I have an old Epson Equity 286 portable with what I'm guessing is a 2Omeg or thereabouts hard disk.

I'm trying to format it and install DOS.

When I run format on it first displayed:-

Head: 0 Cylinder: 168

It has progressed very slowly (an hour) with the head going from 0-3 and then the cylinder increasing by 1 to Head: 0 Cylinder: 172

Is this normal, it seems to be doing something but taking forever.

Charlie
 
No, it's not normal--and I wonder if the format routine is flagging scads of bad sectors. The usual process for error recovery involves a (slow) recalibrate and retry several times. It can take forever if you've got lots of bad sectors.
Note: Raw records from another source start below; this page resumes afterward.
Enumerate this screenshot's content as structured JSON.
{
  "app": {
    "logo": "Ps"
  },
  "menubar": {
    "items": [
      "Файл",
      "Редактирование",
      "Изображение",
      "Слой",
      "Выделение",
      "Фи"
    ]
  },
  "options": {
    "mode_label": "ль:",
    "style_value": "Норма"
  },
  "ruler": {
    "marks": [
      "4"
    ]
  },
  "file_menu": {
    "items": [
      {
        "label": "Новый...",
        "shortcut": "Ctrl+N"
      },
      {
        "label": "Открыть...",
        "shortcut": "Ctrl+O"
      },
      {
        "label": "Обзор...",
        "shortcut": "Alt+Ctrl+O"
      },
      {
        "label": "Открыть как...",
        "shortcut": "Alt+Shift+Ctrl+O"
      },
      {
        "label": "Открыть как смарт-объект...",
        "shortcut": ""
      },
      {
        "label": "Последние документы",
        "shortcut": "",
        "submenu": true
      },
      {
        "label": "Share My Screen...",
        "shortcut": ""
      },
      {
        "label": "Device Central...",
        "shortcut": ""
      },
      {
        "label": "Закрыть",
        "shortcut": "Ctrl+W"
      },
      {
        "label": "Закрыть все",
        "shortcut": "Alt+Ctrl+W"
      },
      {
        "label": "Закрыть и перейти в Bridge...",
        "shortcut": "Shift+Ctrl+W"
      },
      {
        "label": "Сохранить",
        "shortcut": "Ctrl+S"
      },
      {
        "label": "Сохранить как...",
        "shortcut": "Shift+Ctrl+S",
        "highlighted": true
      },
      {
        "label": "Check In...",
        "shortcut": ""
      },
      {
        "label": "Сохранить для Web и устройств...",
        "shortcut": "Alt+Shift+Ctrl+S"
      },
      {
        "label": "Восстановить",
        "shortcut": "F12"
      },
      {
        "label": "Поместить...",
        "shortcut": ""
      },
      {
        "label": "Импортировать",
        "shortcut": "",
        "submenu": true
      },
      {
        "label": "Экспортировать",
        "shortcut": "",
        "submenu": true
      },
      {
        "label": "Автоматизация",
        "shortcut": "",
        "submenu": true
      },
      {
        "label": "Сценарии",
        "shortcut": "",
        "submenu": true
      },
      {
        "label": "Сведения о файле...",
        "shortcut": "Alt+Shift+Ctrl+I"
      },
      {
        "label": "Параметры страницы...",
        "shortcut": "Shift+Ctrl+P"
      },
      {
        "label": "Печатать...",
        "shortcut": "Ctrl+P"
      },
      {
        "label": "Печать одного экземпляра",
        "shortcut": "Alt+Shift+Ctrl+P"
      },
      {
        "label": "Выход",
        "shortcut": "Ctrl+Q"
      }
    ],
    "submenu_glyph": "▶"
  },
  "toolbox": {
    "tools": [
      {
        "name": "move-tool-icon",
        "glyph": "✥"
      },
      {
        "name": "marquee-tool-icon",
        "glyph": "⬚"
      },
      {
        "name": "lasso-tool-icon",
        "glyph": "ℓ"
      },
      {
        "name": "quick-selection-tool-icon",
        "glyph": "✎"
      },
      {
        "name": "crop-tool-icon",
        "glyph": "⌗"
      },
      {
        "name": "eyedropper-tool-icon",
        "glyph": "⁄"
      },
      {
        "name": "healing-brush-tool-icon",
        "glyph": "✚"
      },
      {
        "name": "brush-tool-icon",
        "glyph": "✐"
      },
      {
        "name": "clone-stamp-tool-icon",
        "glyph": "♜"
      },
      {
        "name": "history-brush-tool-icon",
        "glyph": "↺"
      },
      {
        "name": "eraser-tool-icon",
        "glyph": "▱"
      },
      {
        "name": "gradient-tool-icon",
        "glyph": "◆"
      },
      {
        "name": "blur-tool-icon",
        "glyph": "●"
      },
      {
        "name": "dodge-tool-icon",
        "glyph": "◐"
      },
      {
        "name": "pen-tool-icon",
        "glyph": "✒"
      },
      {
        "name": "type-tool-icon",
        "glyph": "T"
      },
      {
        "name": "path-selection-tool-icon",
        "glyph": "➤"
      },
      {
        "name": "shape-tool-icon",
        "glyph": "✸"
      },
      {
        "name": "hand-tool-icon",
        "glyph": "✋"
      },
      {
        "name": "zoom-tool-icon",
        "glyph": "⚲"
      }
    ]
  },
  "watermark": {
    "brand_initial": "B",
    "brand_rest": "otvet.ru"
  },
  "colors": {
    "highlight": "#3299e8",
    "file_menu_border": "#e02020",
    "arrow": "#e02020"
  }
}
On many drives, you can actually hear the retry going on--the heads are stepped slowly (3 msec per track) cylinder 0.
 
Thanks Chuck, my assumption was that it was probably caused by some sort of disk damage. I decided to give up and run fdisk again, creating a 4 meg dos partition instead, avoiding the rest of the disk. I've been able to install DOS onto the hard drive now.

The drive is a JVC JD-3824R RLL 20MB.

Charlie
 
For whatever reason, it seems that some drives degrade with age. Perhaps it's a fault of the binder used in the platter coating. I've got a small pile of early Conner 3.5" drives that exhibit this behavior. It wouldn't surprise me if your drive wasn't suffering the same sort of aging.

Generally, plated-media drives seem to survive better than coated-media ones. So high-end drives survive better than the economy ones, in my experience.
 
Since that's a RLL drive, I wonder if a Low Level Format would help the situation.

I'd (perhaps foolishly) assumed that a low level format had been done already. When I was still making extensive use of MFM and RLL drives and was getting ready to reload the contents, that would be the first thing that I'd do.

Sometimes I assume that everybody knows that you do something, but that's me forgetting that this stuff was 25+ years ago. Sort of like assuming that everyone knows how to do phasor math on a slide rule...
 
. . . Sometimes I assume that everybody knows that you do something, but that's me forgetting that this stuff was 25+ years ago. Sort of like assuming that everyone knows how to do phasor math on a slide rule...

As I understood it back then, you were supposed to do a LLF as a matter of maintenance. I used to do that because that's what I was told. Like you, I assume that people know that. How did that little piece of information get so lost in just a few years?
 
I don't know, Ole. One of the big selling points initially of SpinRite was that it could do a LLF on your MFM/RLL drive without destroying your data. The idea being as mechanical wear causes some "drift" (this is before 5.25" drives with closed-loop servos), you could adjust the disk format to compensate.
 
I had been reading about low level formatting and might try that in the future, do I need specific software to do that?
Epson's documentation for the machine is on their web site. In the 'Product Support Bulletin(s)' PDF is a 'Commmon Questions and Answers' bulletin. In that, Q20 addresses a low-level format. Epson's answer is basically that users don't need to do a low-level format and for that reason, the HDFMTALL program is not on the LT Reference Diskette.

Interesting because elsewhere, Epson clearly promote use of their HDFMTALL program (and HDPART/HDFORMAT).

HDFMTALL.COM is at http://114.130.27.10:8086/S_O_F_T_W...-_SOFT_-_COLLECTION/System Utilities/Lowlevel

HDFMTALL.COM won't be the only method.